無いと言っていて後から出てきた薬害エイズ資料や防衛省の航海日誌改ざん、宙に浮いた5千万件の年金記録と、資料・記録に関わる事件は枚挙にいとまがありませが、一体この問題の淵源はどこにあるのでしょうか。
まず第一に、省庁が日頃作成している文書(現用文書)の保存・廃棄に関わる権限は、その省庁にあり、最高30年の保存期間を過ぎても、歴史資料を扱う国立公文書館 に移行する制度が確立されていないことが挙げられます。
第二に、この各省庁の現用文書の総元締めが総務省であり、非現用文書の総元締めが内閣府という縦割り行政で横の連絡が密でない問題があります。国立公文書館の専門官が、各省庁に出向き、非現用文書の移管を要請しても、実際に移管されるのは全体の数パーセントと言われます。
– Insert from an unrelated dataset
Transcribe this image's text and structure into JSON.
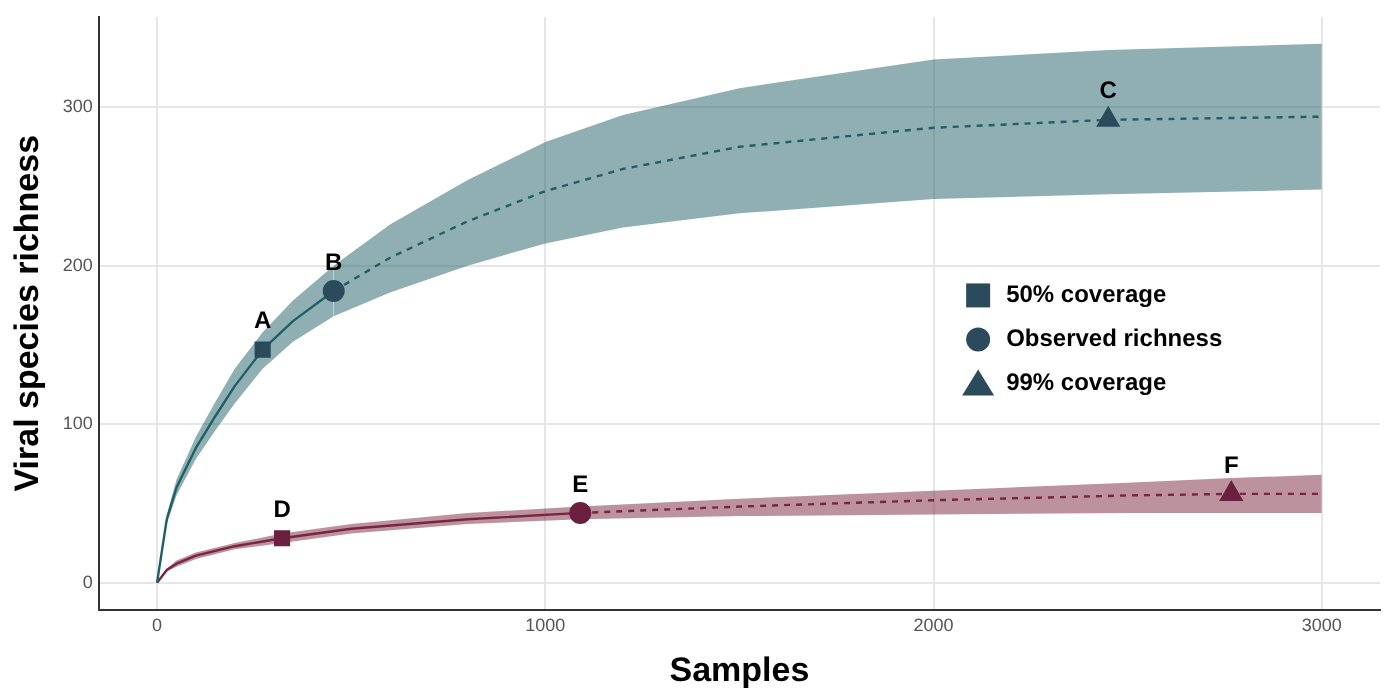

第三に、市民等の公開請求による情報公開法が2001年に施行されましたが、この法の及ぶ範囲は、「行政文書」と命名される現用文書のみで、非現用の文書 すなわち「公文書」は、対象外なのです。加えてその行政文書すら、請求によって公開されようにも、そもそも作成や保存・廃棄に関わる文書そのものを扱う法律がないので、都合が悪ければ簡単に「文書不存在」とされてしまうのです。この点米国は、1950年に連邦記録法、1966年に情報自由法が定められており、記録と公開が、いわば車の両輪として機能しています。
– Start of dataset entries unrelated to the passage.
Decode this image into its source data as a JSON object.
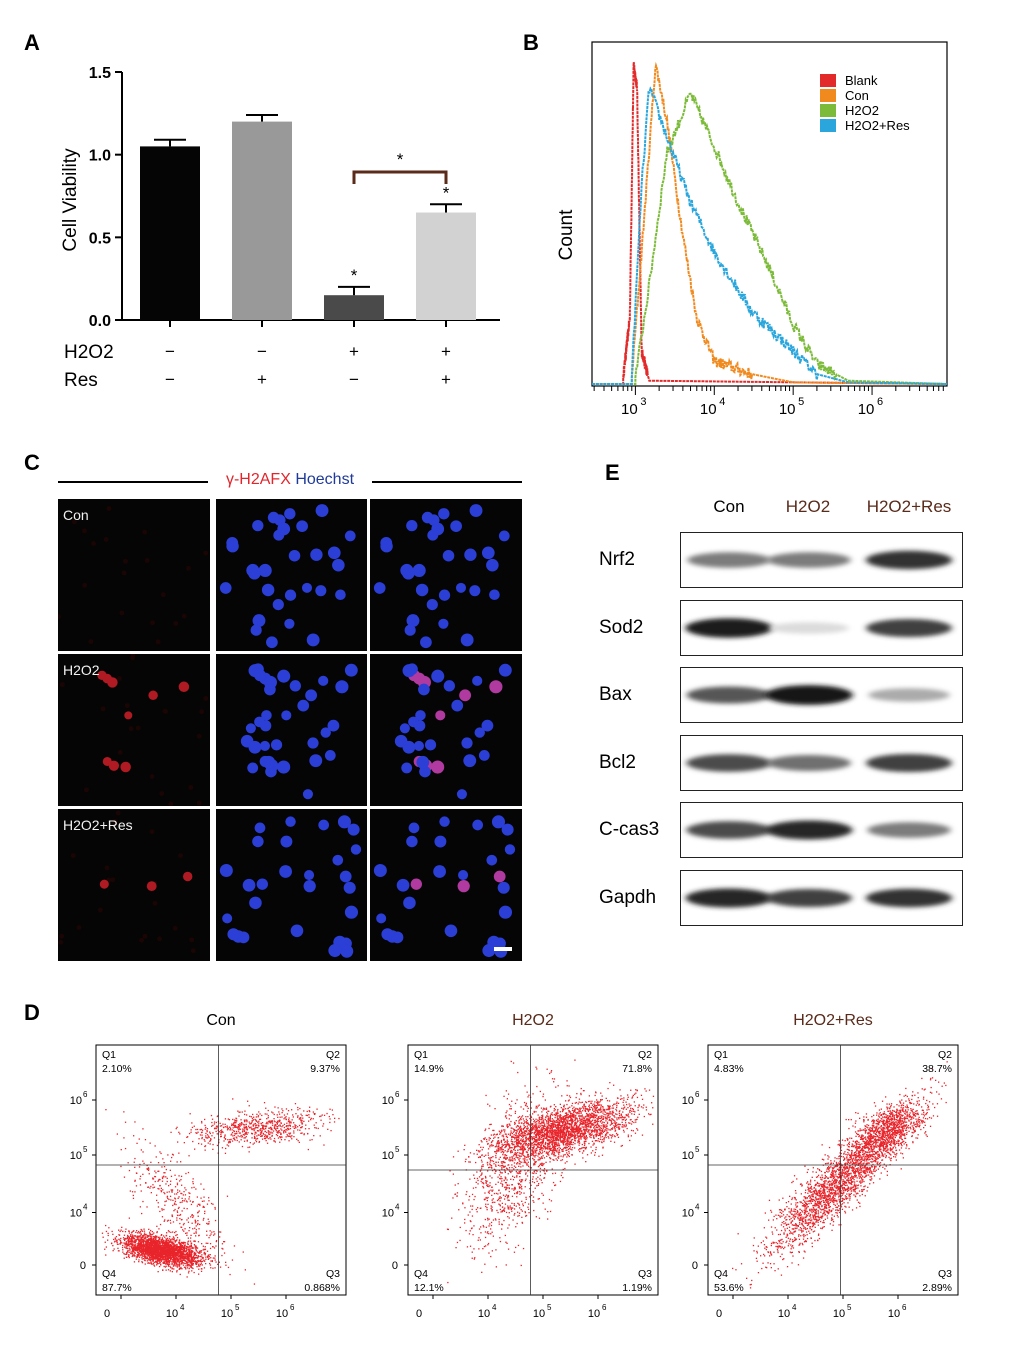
{
  "panels": {
    "a": "A",
    "b": "B",
    "c": "C",
    "d": "D",
    "e": "E"
  },
  "chart_data": [
    {
      "id": "A",
      "type": "bar",
      "ylabel": "Cell Viability",
      "ylim": [
        0,
        1.5
      ],
      "yticks": [
        "0.0",
        "0.5",
        "1.0",
        "1.5"
      ],
      "ytick_values": [
        0,
        0.5,
        1.0,
        1.5
      ],
      "categories": [
        "Con",
        "Res",
        "H2O2",
        "H2O2+Res"
      ],
      "values": [
        1.05,
        1.2,
        0.15,
        0.65
      ],
      "errors": [
        0.04,
        0.04,
        0.05,
        0.05
      ],
      "colors": [
        "#050505",
        "#999999",
        "#4a4a4a",
        "#d2d2d2"
      ],
      "significance": [
        "",
        "",
        "*",
        "*"
      ],
      "bracket": {
        "from": 2,
        "to": 3,
        "label": "*"
      },
      "conditions": [
        {
          "name": "H2O2",
          "marks": [
            "−",
            "−",
            "+",
            "+"
          ]
        },
        {
          "name": "Res",
          "marks": [
            "−",
            "+",
            "−",
            "+"
          ]
        }
      ]
    },
    {
      "id": "B",
      "type": "line",
      "ylabel": "Count",
      "xscale": "log",
      "xticks": [
        "10",
        "10",
        "10",
        "10"
      ],
      "xtick_exps": [
        "3",
        "4",
        "5",
        "6"
      ],
      "xtick_values": [
        1000,
        10000,
        100000,
        1000000
      ],
      "legend": [
        {
          "name": "Blank",
          "color": "#e32a2a"
        },
        {
          "name": "Con",
          "color": "#f08a1f"
        },
        {
          "name": "H2O2",
          "color": "#7cbb3a"
        },
        {
          "name": "H2O2+Res",
          "color": "#2aa6dc"
        }
      ],
      "legend_position": "top-right",
      "series": [
        {
          "name": "Blank",
          "peak_x": 950,
          "relative_height": [
            [
              700,
              0.02
            ],
            [
              850,
              0.2
            ],
            [
              950,
              0.97
            ],
            [
              1050,
              0.9
            ],
            [
              1200,
              0.1
            ],
            [
              1500,
              0.01
            ]
          ]
        },
        {
          "name": "Con",
          "peak_x": 1800,
          "relative_height": [
            [
              900,
              0.02
            ],
            [
              1200,
              0.4
            ],
            [
              1800,
              0.97
            ],
            [
              2500,
              0.8
            ],
            [
              4000,
              0.45
            ],
            [
              6000,
              0.2
            ],
            [
              10000,
              0.07
            ],
            [
              30000,
              0.03
            ],
            [
              100000,
              0.005
            ]
          ]
        },
        {
          "name": "H2O2",
          "peak_x": 5000,
          "relative_height": [
            [
              1000,
              0.02
            ],
            [
              1500,
              0.3
            ],
            [
              2500,
              0.7
            ],
            [
              5000,
              0.88
            ],
            [
              10000,
              0.72
            ],
            [
              20000,
              0.55
            ],
            [
              50000,
              0.35
            ],
            [
              100000,
              0.18
            ],
            [
              200000,
              0.06
            ],
            [
              500000,
              0.01
            ]
          ]
        },
        {
          "name": "H2O2+Res",
          "peak_x": 1500,
          "relative_height": [
            [
              900,
              0.02
            ],
            [
              1200,
              0.6
            ],
            [
              1500,
              0.9
            ],
            [
              2500,
              0.75
            ],
            [
              5000,
              0.55
            ],
            [
              10000,
              0.4
            ],
            [
              30000,
              0.22
            ],
            [
              100000,
              0.1
            ],
            [
              200000,
              0.03
            ],
            [
              500000,
              0.005
            ]
          ]
        }
      ]
    }
  ],
  "panel_c": {
    "header_red": "γ-H2AFX",
    "header_blue": "Hoechst",
    "rows": [
      "Con",
      "H2O2",
      "H2O2+Res"
    ]
  },
  "panel_e": {
    "columns": [
      "Con",
      "H2O2",
      "H2O2+Res"
    ],
    "proteins": [
      "Nrf2",
      "Sod2",
      "Bax",
      "Bcl2",
      "C-cas3",
      "Gapdh"
    ],
    "band_intensity": [
      [
        0.55,
        0.55,
        0.85
      ],
      [
        0.95,
        0.15,
        0.8
      ],
      [
        0.7,
        0.98,
        0.35
      ],
      [
        0.75,
        0.6,
        0.8
      ],
      [
        0.75,
        0.9,
        0.55
      ],
      [
        0.9,
        0.8,
        0.85
      ]
    ]
  },
  "panel_d": {
    "plots": [
      {
        "title": "Con",
        "q1": "Q1",
        "q1_val": "2.10%",
        "q2": "Q2",
        "q2_val": "9.37%",
        "q3": "Q3",
        "q3_val": "0.868%",
        "q4": "Q4",
        "q4_val": "87.7%"
      },
      {
        "title": "H2O2",
        "q1": "Q1",
        "q1_val": "14.9%",
        "q2": "Q2",
        "q2_val": "71.8%",
        "q3": "Q3",
        "q3_val": "1.19%",
        "q4": "Q4",
        "q4_val": "12.1%"
      },
      {
        "title": "H2O2+Res",
        "q1": "Q1",
        "q1_val": "4.83%",
        "q2": "Q2",
        "q2_val": "38.7%",
        "q3": "Q3",
        "q3_val": "2.89%",
        "q4": "Q4",
        "q4_val": "53.6%"
      }
    ],
    "axis_base": "10",
    "tick_exps": [
      "4",
      "5",
      "6"
    ],
    "zero": "0"
  }
}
今回の法律案によって、現用と非現用の扱いが一貫したものになる、と言われています。報道は(朝日新聞、2009年5月2日)、連休明けに与野党協議に入る、と伝えましたが、政界も風雲急を告げています。政争の具とならないよう、「時を貫く記録」がきちんとその使命を果たせる法律を作って欲しい、と願わずにはいられません。